Andrea Wrobel, Senior Staff Writer

From now until March 2nd at the Art Gallery of Ontario, patrons can view The Great Upheaval: Masterpieces from the Guggenheim Collection, 1910-1918, a collection of dynamic, expressionist, and innovative art from the likes of Picasso, Delaunay, Kupka, Matisse, and many more incredible artists!

The Great Upheaval occurred from 1910 to 1918. It was a time of turmoil leading up to and reflecting World War I which began in 1914, lasting until 1918. The art that has come to represent this period reflects both the excitement and anxieties of the individuals who experience these turbulent years. Termed by Russian pioneer Vasily Kandinsky, the controversial work of Cezanne and Gaugin sparked this “Great Upheaval,” and at the AGO, we are brought through a truly visual revolution.

Along with Cezanne and Gaugin, visitors can bask in the brush stroked of Picasso, Seurat, Kandinsky, Matisse, Chagall, Delaunay, Kupka, and more. Their presence and expression begs me to list them all, but it’s just as safe you go see for yourself.

“The Football Players,”
Rousseau (1909)

Never formally trained as an artist, Rousseau painted a portrait-like piece called “The Football Players” in 1909 (left).  With this piece he defied traditional practices with its illogical scale – the size of the trees versus the size of the subjects – and the subjects themselves look as though they’re posing rather than playing.

This defiance of traditional practices is seen in many of the pieces. Kandinsky, for example, used bright colours in his landscape pieces; the hills, skies, and mountains still ominous and recognizable but with blues, purples, and reds instead of greens, browns, and greys.  We begin to see artists using colour to express an alternate reality; an abstraction that was so new and foreign at the time.
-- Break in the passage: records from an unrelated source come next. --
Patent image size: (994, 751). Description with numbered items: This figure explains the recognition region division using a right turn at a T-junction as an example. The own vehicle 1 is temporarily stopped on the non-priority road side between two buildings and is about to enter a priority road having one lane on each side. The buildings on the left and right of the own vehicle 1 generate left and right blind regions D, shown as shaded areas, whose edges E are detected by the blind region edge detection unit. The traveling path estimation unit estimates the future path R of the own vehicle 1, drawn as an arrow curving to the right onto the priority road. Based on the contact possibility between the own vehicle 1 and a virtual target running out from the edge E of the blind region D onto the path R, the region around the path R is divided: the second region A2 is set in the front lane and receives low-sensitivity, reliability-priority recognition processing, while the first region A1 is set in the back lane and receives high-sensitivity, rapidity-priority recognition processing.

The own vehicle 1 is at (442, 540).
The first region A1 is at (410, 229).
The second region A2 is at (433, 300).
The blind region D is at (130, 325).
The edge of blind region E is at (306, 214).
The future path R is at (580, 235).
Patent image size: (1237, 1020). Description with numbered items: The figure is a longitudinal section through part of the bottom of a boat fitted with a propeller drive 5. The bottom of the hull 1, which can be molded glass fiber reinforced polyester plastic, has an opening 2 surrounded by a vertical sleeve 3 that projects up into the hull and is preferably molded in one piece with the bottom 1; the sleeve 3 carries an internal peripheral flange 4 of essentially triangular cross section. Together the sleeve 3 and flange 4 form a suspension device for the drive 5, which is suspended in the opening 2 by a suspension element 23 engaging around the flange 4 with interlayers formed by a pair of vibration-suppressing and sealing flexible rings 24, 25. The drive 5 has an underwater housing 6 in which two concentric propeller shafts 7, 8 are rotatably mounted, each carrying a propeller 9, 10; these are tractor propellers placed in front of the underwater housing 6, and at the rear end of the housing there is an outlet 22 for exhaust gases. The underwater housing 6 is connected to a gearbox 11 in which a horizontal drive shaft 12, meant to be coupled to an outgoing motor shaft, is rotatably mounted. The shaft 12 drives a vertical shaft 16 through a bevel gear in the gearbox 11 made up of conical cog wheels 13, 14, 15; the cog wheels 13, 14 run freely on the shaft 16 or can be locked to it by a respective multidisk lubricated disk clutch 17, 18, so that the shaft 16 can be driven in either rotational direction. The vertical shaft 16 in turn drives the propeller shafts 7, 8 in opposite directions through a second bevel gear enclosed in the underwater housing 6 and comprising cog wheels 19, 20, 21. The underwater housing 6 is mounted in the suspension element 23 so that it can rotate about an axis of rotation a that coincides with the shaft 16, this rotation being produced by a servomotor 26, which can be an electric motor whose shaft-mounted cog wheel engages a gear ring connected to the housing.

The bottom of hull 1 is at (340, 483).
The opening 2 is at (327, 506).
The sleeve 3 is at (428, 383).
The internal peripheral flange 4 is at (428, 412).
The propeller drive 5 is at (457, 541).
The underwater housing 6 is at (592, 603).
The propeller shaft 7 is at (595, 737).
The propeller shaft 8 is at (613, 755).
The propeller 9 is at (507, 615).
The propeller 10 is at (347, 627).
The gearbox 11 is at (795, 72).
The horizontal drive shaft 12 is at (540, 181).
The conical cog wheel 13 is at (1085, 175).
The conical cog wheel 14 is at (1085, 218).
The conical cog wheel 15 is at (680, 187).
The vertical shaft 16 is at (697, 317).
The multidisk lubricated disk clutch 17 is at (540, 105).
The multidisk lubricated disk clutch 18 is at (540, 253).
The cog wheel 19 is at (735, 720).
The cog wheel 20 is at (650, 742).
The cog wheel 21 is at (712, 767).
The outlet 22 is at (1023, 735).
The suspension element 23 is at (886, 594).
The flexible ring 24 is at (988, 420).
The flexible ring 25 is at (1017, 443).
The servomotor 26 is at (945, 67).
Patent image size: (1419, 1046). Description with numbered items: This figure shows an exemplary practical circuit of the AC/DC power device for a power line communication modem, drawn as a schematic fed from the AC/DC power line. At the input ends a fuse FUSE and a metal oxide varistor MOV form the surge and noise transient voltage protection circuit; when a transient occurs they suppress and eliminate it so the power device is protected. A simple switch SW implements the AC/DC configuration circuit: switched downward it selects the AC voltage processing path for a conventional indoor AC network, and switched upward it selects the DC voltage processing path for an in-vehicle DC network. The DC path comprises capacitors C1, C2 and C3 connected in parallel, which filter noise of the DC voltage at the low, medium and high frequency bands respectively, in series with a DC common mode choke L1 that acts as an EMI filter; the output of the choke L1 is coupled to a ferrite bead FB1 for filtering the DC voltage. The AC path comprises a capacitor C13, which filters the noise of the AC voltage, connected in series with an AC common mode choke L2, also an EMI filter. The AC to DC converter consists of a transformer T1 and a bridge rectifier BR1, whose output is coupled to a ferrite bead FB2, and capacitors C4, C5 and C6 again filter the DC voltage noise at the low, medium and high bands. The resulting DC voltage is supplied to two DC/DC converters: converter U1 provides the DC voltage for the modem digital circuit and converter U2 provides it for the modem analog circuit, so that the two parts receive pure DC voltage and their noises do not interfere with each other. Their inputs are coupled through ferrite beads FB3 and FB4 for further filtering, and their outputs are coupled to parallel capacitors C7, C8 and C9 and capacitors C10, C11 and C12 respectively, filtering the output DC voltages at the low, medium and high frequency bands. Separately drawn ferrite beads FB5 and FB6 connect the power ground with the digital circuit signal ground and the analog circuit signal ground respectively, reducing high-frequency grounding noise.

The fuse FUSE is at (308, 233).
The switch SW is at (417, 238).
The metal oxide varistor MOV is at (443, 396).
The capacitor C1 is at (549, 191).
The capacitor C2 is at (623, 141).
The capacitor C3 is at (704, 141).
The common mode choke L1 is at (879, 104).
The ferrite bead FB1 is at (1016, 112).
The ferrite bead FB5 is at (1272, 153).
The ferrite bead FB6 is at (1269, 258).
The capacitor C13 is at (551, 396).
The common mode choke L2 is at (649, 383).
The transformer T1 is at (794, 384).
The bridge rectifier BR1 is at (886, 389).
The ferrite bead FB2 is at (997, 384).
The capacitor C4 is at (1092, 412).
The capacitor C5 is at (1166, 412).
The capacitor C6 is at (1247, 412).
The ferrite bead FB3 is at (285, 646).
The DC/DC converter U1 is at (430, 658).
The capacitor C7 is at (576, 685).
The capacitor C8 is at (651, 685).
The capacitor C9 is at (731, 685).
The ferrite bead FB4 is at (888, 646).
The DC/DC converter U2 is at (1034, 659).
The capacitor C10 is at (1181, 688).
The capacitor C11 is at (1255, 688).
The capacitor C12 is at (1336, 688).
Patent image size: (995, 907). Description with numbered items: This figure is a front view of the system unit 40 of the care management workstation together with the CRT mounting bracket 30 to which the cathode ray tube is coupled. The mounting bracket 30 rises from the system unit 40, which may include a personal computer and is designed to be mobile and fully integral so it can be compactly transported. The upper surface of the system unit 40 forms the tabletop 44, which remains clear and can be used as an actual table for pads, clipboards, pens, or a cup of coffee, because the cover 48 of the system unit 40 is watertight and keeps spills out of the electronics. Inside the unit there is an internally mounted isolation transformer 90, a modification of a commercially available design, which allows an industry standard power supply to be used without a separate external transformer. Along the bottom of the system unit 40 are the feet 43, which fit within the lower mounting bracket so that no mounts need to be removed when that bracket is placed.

Over time the “real world” disappears completely from Kandinsky’s work; a possible representation of the brisk industrialization of social culture.

“Eiffel Tower with Trees,”
Delauney (1910)

Kupka used non-traditional colour planes to expose depth while others used geometric shapes to create the illusion of flattened spaces.  The exhibit sheds light on Delaunay’s destructive phase: dark lines and shadows depict a deconstructed Eiffel Tower in “Eiffel Tower with Trees” (1910).  The tower became a symbol of modernity for the artist.  It is here we begin to see Cubism emerge – the breaking down of form and space.

There was a move away from materialism toward a more spiritualistic perception.  Two manifestos were signed by many of the artists in 1910 to promote Futurism, an artistic and literacy movement embracing modern life. A group called Der Blaue Reiter (The Blue Rider, 1911-1914) was co-founded by a group of artists, Kandinsky being one, and they committed themselves to the externalizing of this internal paradigm shift.

“The Italian Woman,”
Matisse (1916)
“Intoxicated Man,”
Magnelli (1918)

When the war began in 1914, the artists entered with optimism but awoke to its true horrors.  For some artists, the subjects transformed into this darkness and, for others, their colours.  The backgrounds envelope the foregrounds and abstraction and anguish are ever-so-present.  On a massively accepted level, the artists of The Great Upheaval lead painting and, more generally, art expression away from a pure reflection of the world and into a more pure reflection of the inner soul.